TM External Baseline

Monitor the public-facing assets that attackers, vendors, insurers, and customers see first.

The tool runs locally, stores history locally, and produces a lightweight website/report you can publish with GitHub Pages or serve from any static host.

What It Checks

• DNS records: A, AAAA, MX, NS, TXT, CAA
• Website status, redirects, TLS, headers, and third-party vendors
• Nikto web exposure findings when nikto is installed
• Domain email exposure from public pages plus common mailbox aliases
• SPF, DKIM selector discovery, DMARC policy strength, MX provider, and spoofing risk
• Change history between scans
• Plain-English findings with impact, recommendation, confidence, owner, severity, and effort
• Customer scorecards using Pass, Watch, and Action Needed
• Remediation checklist tasks

Quick Start

git clone https://github.com/techmore/tm-external-baseline.git
cd tm-external-baseline
./install.sh
./run.sh

Then open index.html, or serve it locally:

python3 -m http.server 8080

Open http://localhost:8080.

Domains

Edit domains.txt and put one domain per line:

example.com
school.edu
nonprofit.org

Run one-off domains without editing the file:

./run.sh --domain example.com --domain example.org

Skip Nikto for faster scans:

./run.sh --skip-nikto

Customer Output

Each scan generates:

• Customer scorecard
• Plain-English findings
• Before/after change timeline
• Email authentication health for SPF, DKIM, and DMARC
• Vendor risk labels
• Remediation checklist
• HTML report suitable for browser print-to-PDF

Daily Monitoring

Install a daily local cron job:

./scheduled.sh install

Show or remove it:

./scheduled.sh show
./scheduled.sh remove

The scheduled job runs ./run.sh and appends logs to domain_reports/scheduled.log.

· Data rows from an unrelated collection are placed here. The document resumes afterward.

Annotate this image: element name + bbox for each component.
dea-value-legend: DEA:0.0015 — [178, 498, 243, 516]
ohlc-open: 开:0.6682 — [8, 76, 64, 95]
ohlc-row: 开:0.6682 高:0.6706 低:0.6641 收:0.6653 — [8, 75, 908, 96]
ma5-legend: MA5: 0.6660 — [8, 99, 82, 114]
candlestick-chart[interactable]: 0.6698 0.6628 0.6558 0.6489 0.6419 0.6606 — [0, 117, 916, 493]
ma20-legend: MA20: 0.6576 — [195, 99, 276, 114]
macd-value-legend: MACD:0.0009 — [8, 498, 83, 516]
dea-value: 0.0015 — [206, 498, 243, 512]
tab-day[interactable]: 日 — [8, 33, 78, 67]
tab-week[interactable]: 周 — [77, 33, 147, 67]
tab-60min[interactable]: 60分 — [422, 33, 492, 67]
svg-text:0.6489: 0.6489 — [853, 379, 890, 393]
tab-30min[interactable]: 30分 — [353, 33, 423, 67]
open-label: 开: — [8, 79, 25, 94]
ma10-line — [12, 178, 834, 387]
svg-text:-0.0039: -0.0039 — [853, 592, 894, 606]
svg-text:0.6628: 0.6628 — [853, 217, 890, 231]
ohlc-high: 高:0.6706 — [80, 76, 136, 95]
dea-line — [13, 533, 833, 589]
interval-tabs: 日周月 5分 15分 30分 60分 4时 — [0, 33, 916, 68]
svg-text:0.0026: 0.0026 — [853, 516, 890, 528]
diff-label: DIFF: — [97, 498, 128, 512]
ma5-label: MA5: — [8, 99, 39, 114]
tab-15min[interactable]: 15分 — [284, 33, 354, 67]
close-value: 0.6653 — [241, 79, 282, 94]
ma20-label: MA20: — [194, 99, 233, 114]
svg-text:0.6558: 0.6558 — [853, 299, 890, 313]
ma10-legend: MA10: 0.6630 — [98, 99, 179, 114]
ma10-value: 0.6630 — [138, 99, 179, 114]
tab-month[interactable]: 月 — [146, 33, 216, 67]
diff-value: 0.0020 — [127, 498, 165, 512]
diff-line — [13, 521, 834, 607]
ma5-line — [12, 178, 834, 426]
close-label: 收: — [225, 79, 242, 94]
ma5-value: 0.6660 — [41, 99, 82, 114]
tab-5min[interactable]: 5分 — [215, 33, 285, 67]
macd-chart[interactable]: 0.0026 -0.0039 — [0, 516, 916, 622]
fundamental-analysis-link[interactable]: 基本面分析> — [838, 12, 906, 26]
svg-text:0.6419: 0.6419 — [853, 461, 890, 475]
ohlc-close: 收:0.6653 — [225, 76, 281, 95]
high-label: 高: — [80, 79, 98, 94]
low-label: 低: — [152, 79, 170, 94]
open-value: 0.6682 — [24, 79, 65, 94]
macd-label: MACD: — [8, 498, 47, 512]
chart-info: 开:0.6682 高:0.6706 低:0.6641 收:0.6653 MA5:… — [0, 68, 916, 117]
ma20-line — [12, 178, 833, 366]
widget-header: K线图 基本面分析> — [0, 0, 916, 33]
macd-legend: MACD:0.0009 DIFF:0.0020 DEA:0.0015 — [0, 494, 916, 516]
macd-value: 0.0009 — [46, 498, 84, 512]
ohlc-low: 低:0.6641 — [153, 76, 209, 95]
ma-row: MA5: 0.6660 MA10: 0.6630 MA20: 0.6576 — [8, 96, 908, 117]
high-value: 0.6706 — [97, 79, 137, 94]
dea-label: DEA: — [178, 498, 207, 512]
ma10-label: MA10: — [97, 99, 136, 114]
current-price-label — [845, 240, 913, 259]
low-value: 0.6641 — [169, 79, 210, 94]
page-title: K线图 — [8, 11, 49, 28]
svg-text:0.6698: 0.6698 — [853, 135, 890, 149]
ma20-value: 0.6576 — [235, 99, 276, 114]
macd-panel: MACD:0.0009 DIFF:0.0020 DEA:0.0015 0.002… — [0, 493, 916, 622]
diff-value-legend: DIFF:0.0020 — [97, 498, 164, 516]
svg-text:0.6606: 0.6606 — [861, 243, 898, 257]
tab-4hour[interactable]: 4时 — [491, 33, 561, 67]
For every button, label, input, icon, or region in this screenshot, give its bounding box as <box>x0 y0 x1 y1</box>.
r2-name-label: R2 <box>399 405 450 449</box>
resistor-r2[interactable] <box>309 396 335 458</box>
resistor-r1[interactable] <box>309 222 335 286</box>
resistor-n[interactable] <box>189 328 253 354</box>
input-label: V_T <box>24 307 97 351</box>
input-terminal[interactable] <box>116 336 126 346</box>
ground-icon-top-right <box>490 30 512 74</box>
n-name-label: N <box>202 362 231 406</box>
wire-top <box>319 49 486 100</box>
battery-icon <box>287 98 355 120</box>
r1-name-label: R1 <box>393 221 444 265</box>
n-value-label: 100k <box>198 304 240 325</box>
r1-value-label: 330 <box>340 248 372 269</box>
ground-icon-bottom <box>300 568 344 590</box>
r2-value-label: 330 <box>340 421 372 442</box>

Optional alert environment variables:

export SLACK_WEBHOOK_URL="https://hooks.slack.com/services/..."
export SMTP_HOST="smtp.example.com"
export SMTP_PORT="587"
export SMTP_USERNAME="user"
export SMTP_PASSWORD="password"
export SMTP_FROM="baseline@example.com"
export SMTP_TO="security@example.com"

Alerts are sent only when high-priority findings or changes are present.

Outputs

• domain_reports/latest_summary.json
• domain_reports/public_summary.json
• domain_reports/external_domain_baseline_*.html
• domain_reports/external_domain_history.json
• index.html and dashboard/index.html

The first scan establishes a baseline. Later scans highlight changes.

latest_summary.json and timestamped HTML reports contain raw technical evidence. Use public_summary.json for safer publishing when you do not want to expose DNS evidence, discovered public emails, Nikto output, or raw headers.

Optional System Tools

The scanner installs dnspython for DNS lookups. If dig is available, it will use dig; otherwise it falls back to Python DNS resolution. Fuller reports can also use:

• dig for DNS records
• nikto for web exposure checks
• nmap for future scan integrations

On macOS:

brew install bind nikto nmap

On Debian/Ubuntu:

sudo apt-get update
sudo apt-get install -y dnsutils nikto nmap

GitHub Pages

This repository includes a root index.html, so GitHub Pages can serve the dashboard directly.

Do not publish customer latest_summary.json or timestamped HTML reports unless the customer explicitly wants that evidence public. Those files can contain raw DNS data, public email discoveries, vendors, headers, and Nikto output. Prefer publishing domain_reports/public_summary.json or a purpose-built demo dataset.